Ayant remarqué tout cela, nous n’aurions pas encore épuisé ni les correspondances ni les symboles, car il y a là, pour reprendre Charles Baudelaire, « comme de longs échos qui de loin se confondent »[8].


  1. Voir le site http://www.minjec.gov.cm/images/integration/colloque.pdf
  2. J’ai failli écrire « petit village »! Peux-tu le concevoir? Peut-on imaginer jusqu’où peut aller s’embusquer une imagerie exotique contre laquelle on veut précisément s’insurger? Difficile, réellement, de se déprendre de la stéréotypie ambiante, de penser en dehors des cadres!
  3. «Pourquoi parler de corvée? » m’objecteront certains esprits chagrins en mal de clichés folkloristes. Que l’on veuille bien me pardonner, mais j’affirme, au risque de scandaliser, que « l’eau qui sort du mur » me convient parfaitement…
  4. Ce fut lui qui me tint littéralement par la main lorsque sonna l’heure de poursuivre, comme vous l’aviez prévu, mes études supérieures à l’étranger.

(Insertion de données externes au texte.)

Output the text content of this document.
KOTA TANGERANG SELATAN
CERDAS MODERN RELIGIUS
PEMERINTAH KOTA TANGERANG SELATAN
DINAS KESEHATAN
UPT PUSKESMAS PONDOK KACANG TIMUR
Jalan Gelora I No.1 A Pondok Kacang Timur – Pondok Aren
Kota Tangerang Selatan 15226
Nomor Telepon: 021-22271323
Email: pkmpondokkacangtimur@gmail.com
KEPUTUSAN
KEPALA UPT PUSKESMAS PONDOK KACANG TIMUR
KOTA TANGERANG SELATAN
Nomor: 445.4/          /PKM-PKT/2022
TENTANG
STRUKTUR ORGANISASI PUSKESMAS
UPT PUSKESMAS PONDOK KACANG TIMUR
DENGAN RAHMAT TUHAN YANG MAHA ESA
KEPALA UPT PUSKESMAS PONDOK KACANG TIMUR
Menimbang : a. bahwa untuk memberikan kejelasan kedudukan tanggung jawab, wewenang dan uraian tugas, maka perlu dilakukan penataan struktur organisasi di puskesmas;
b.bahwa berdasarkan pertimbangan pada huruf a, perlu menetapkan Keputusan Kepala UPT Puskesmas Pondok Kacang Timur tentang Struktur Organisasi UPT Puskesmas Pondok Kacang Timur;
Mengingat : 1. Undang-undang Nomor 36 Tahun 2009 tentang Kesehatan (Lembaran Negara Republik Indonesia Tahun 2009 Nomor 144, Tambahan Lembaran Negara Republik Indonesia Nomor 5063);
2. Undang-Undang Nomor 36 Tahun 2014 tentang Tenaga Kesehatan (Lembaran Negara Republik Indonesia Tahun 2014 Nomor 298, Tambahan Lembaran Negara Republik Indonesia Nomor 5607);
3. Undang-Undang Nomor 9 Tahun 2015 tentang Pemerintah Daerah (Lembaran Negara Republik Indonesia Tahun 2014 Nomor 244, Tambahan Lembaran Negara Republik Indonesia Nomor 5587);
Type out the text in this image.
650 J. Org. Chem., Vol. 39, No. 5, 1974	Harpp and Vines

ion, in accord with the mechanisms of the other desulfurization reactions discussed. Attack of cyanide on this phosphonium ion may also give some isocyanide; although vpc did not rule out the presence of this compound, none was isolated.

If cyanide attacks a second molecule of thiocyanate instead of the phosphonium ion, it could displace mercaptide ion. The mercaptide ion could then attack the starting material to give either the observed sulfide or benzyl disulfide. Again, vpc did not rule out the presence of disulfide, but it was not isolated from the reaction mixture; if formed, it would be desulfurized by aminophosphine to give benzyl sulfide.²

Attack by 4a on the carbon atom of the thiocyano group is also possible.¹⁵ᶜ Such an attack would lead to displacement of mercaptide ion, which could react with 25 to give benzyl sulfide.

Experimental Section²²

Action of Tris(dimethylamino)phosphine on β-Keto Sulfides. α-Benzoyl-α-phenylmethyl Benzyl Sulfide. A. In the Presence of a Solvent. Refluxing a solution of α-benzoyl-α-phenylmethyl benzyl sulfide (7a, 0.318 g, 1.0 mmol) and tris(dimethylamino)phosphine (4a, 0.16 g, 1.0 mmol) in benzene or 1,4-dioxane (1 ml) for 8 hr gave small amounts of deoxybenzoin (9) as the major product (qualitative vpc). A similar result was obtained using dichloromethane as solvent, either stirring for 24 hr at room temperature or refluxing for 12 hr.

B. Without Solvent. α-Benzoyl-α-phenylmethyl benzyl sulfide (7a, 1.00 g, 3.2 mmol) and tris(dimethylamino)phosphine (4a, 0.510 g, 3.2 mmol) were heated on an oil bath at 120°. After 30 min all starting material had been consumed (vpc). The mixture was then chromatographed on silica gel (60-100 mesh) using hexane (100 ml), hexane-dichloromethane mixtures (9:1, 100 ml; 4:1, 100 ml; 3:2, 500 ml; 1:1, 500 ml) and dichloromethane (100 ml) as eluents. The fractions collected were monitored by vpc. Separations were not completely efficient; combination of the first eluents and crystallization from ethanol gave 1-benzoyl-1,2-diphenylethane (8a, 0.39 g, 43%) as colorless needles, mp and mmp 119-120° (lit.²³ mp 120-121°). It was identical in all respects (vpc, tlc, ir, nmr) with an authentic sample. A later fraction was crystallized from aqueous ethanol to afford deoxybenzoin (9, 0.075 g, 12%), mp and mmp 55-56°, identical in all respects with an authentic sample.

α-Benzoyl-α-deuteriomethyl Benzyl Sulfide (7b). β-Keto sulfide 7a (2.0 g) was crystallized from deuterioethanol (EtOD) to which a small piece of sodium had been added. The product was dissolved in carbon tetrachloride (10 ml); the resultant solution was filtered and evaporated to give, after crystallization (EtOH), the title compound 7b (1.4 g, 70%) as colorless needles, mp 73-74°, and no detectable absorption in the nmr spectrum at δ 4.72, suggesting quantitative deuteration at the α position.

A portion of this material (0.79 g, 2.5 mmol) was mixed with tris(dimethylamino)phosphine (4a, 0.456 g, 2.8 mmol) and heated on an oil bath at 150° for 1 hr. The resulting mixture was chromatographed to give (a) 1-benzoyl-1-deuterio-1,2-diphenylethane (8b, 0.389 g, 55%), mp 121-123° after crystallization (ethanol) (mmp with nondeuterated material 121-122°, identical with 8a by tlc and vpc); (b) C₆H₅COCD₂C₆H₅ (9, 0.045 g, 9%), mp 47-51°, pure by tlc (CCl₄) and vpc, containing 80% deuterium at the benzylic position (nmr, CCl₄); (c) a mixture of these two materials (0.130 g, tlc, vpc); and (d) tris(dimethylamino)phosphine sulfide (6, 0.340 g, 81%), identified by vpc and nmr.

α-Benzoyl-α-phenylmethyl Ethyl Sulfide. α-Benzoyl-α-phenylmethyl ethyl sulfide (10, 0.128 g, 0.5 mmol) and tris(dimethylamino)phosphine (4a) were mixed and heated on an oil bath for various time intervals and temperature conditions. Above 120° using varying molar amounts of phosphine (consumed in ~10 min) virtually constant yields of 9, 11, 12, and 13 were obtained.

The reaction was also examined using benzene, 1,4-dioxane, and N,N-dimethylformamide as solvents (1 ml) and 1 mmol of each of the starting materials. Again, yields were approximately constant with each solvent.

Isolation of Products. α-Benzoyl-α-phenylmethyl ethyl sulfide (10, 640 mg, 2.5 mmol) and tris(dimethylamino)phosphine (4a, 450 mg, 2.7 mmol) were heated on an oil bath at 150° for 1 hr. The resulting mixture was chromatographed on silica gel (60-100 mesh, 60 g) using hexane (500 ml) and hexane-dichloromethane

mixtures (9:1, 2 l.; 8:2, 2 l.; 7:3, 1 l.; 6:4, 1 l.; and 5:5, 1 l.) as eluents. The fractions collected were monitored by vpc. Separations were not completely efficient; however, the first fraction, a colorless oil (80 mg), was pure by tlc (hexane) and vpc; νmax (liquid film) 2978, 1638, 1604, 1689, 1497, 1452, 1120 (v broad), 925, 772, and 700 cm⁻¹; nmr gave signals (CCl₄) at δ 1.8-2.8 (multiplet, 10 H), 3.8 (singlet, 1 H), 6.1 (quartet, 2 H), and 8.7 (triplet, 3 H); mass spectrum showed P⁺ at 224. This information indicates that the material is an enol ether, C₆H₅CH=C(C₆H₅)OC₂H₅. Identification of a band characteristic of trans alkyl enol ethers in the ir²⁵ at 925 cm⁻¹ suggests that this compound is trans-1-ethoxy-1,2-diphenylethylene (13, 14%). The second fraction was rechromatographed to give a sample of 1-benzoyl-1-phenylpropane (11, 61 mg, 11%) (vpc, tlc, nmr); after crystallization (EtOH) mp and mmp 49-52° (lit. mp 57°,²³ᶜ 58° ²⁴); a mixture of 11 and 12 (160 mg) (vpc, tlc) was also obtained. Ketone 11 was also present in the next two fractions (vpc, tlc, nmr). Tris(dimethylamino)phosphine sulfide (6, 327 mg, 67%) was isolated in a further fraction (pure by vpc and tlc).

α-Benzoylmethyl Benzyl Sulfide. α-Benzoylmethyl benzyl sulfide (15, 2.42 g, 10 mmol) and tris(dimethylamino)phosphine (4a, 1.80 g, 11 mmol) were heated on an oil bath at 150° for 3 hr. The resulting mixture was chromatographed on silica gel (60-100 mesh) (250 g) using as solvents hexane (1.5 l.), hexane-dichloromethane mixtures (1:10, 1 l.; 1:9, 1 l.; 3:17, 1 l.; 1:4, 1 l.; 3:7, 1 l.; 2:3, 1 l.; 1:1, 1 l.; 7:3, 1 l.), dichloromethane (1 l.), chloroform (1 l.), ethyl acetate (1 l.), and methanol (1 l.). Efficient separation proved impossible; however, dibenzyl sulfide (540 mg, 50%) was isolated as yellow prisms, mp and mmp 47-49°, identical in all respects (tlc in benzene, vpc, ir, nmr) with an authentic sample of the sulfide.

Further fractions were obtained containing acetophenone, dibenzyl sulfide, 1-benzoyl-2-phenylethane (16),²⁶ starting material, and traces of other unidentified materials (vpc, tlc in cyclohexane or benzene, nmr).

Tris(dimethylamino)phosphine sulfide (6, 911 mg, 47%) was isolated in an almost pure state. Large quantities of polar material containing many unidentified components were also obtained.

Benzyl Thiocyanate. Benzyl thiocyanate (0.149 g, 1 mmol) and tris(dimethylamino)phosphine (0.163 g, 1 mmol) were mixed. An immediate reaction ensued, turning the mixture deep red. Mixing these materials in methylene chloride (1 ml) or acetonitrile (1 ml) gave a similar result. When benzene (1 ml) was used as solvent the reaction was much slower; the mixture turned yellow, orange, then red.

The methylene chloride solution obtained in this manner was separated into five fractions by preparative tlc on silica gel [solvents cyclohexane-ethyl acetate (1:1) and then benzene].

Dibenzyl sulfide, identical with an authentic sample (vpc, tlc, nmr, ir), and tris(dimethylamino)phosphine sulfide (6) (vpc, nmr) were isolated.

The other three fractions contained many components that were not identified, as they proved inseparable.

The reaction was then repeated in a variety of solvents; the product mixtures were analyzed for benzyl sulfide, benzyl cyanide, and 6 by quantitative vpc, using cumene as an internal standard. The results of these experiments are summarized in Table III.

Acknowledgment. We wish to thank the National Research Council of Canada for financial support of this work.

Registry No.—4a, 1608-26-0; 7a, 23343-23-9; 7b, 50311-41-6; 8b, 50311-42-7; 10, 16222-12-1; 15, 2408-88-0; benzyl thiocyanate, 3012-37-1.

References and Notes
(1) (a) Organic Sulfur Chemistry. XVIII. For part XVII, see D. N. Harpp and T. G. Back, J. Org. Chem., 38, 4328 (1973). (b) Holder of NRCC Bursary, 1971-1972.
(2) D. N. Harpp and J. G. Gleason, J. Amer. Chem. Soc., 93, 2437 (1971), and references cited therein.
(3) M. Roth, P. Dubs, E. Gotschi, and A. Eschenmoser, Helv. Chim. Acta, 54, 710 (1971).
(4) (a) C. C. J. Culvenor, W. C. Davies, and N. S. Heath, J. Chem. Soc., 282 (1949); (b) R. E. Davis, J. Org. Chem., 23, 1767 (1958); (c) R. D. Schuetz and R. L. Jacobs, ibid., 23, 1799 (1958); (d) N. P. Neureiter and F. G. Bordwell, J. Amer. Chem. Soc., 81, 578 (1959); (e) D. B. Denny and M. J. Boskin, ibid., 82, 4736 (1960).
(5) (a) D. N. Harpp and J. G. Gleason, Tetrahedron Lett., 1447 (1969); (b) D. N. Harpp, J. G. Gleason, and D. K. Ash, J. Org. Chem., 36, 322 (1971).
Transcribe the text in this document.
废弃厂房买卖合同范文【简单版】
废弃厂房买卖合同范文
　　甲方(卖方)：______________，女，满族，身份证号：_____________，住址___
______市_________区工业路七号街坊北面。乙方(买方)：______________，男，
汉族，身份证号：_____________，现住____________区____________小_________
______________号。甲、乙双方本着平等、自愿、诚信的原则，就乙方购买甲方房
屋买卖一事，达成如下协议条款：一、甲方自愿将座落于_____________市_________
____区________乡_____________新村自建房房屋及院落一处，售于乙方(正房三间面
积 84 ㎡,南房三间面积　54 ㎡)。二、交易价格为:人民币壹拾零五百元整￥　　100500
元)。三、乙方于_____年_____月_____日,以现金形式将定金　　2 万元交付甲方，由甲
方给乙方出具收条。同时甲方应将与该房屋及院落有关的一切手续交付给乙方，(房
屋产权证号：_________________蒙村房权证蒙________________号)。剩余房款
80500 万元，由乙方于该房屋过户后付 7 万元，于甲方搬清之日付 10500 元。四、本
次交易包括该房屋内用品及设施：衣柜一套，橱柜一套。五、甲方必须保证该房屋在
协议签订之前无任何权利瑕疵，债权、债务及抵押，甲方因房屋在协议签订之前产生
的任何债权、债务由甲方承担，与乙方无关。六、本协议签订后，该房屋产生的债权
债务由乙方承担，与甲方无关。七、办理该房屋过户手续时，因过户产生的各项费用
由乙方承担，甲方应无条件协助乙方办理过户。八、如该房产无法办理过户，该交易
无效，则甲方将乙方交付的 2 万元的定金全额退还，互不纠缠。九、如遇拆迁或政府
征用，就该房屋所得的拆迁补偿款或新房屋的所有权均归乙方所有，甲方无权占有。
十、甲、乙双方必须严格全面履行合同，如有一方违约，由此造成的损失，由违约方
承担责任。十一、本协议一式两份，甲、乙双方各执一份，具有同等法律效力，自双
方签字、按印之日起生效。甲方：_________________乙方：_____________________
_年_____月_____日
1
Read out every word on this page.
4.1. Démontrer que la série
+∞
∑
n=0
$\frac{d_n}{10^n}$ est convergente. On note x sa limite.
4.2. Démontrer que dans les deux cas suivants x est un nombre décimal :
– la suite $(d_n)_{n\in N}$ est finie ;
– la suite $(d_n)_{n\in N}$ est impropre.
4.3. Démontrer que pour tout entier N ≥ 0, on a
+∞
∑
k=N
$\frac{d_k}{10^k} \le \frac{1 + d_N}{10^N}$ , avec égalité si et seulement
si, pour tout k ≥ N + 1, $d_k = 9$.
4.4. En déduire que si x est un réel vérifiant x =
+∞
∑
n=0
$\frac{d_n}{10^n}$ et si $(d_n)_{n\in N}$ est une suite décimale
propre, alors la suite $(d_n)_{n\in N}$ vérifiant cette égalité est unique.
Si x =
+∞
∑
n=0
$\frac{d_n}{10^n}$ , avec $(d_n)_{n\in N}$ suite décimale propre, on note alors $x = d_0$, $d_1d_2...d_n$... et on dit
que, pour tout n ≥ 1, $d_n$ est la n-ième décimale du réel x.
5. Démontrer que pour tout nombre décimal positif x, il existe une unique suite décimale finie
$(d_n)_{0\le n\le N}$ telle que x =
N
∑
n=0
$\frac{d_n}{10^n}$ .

Quand à son tour, il nous quitta, il n’était plus « aux affaires », et donc fut oublié par certains… Cela n’empêcha pas notre mère de se joindre à ceux et celles qui l’accompagnèrent à sa dernière demeure. Sa sœur cadette, madame Foalem, que maman avait toujours appelée Alice Matok, en fut profondément touchée.
  5. Nom dont j’ai hérité sous la forme erronée « Tsobozé »… fantaisie de l’officier d’état-civil en service le jour où tu déclarais ma naissance.
  6. Tagni et Magni désignent le père et la mère de jumeaux (avec des variantes dialectales). Les peuples de l’Ouest-Cameroun ont tellement magnifié les naissances gémellaires qu’ils attribuent des titres spécifiques aux parents de jumeaux; ce traitement particulier s’étend même aux grands-parents qui se voient désormais désignés par une formule approximativement traduisible par Tagni ou Magni senior… Dans la région de Dschang, les jumeaux eux-mêmes et leurs puinés se distinguaient, mais cela se perd, par des noms avec finale en -ack. Notons que la transcription -ck relève vraisemblablement d’habitudes orthographiques anglaises ou allemandes héritées de l’époque coloniale. Cette association des deux consonnes c + k pourrait paraître redondante pour un scripteur francophone… Dans quelques cas isolés, cette finale -ck apparaît sous la forme -cq ou encore simplifiée en -c ou en -k (comme dans les noms Guimfacq, Tsalefac et Téfak).
  7. Si Assia Tourneux, leur maman, pouvait imaginer les regards interrogatifs que suscitent leurs si claires frimousses! Des regards? La facétieuse Micheline Tsamo, elle, n’hésita pas, à m’interroger.
  8. Charles Baudelaire (1857) « Correspondances », dans le recueil Les fleurs du mal.